Prior to the show’s debut, she did an interview in August talking about her acting career. One of the unavoidable topics was her time at TVB. When talking about TVB, Myolie Wu had compared her experience there like training at the Shaolin Temple. Myolie Wu revealed joining TVB was her first job and was really an accident. She joined the pageant at 19 after finishing her first year of college. Myolie Wu explained her father had just retired, as she was the youngest in the family, she didn’t want to be asking her family for money. She really didn’t know anything about acting. In the beginning of her career, she portrayed similar roles like the younger sister of the main character.
Her breakthrough came when she got the role of “Yan Yan” in the 2002 series, “Golden Faith”, where she portrayed the slightly mentally handicapped younger sister of Gallen Lo. The role earned her TVB’s Most Improved Actress that year. In 2011, she got the TVB Anniversary Award for My Favorite Female Character for “Ghetto Justice”. In 2012, she finally got the coveted TVB Anniversary Award for Best Actress for her role as “Empress Consort Hao-sun” in “Curse of the Royal Harem”.

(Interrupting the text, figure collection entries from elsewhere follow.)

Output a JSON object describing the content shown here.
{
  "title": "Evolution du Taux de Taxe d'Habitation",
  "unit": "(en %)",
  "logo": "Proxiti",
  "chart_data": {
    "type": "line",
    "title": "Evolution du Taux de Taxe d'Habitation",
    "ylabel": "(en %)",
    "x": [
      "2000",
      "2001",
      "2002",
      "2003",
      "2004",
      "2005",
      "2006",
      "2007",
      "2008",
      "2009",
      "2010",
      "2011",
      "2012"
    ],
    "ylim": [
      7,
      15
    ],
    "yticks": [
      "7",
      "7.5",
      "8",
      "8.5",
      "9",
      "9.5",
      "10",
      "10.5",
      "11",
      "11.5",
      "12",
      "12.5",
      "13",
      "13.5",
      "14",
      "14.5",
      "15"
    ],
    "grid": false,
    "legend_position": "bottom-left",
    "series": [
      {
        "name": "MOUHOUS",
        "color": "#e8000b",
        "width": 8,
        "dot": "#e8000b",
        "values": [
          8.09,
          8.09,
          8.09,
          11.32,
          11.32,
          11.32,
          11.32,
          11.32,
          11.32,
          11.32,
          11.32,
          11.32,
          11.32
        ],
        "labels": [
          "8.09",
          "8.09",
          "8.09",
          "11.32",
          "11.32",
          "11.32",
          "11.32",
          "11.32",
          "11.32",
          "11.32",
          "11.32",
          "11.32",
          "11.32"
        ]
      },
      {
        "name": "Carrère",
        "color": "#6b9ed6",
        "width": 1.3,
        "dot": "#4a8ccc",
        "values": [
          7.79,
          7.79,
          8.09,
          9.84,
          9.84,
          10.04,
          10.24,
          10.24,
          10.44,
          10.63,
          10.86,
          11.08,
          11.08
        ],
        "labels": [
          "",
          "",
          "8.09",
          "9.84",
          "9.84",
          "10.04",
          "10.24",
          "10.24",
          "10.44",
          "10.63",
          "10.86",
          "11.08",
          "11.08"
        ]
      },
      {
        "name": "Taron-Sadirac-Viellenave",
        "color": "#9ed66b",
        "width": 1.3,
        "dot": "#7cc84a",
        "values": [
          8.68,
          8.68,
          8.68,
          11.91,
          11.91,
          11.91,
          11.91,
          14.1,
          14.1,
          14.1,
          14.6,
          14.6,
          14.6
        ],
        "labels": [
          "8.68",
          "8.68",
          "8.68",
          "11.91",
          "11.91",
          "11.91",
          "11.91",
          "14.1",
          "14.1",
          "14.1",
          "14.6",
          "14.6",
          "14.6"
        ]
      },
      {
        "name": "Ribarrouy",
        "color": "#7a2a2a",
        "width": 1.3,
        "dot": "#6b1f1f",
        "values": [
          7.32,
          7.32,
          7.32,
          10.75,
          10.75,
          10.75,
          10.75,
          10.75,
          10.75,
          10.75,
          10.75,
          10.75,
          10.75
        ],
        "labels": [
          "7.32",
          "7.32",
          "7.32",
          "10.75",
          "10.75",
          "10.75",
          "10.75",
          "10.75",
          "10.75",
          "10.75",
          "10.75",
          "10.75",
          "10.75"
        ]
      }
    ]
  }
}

Myolie Wu expressed, “This industry is indeed very competitive. If you don’t hustle, it’s really hard to get far.” Even though she is in her 40’s, Myolie Wu has never felt afraid about portraying a mother role and not being able to go back to portraying someone’s younger sister. When the interviewer asks her the significance of being TVB’s Best Actress, Myolie Wu explained, “I think it’s really a recognition. It is also a very cruel reality that actors rely on winning awards. It’s a recognition for you.”
On whether there were any changes in the way people treated her, Myolie Wu explained, “Indeed, there were a bit more privileges. It can be called privileges, but I don’t think these privileges can be casually used. For example, female leads generally film on location in the morning and then film at the studio for over 20 hours a day. They let you endure it for a few days. After enduring it for a few days and you can’t take it anymore, you don’t need to go film on location or at the studio. This is the privilege. But you can’t be doing this every 2 or 3 days. My assistant said to me, ‘Do you know what the crew workers call you? They all call you Iron Lady.’, because I never use my privileges.”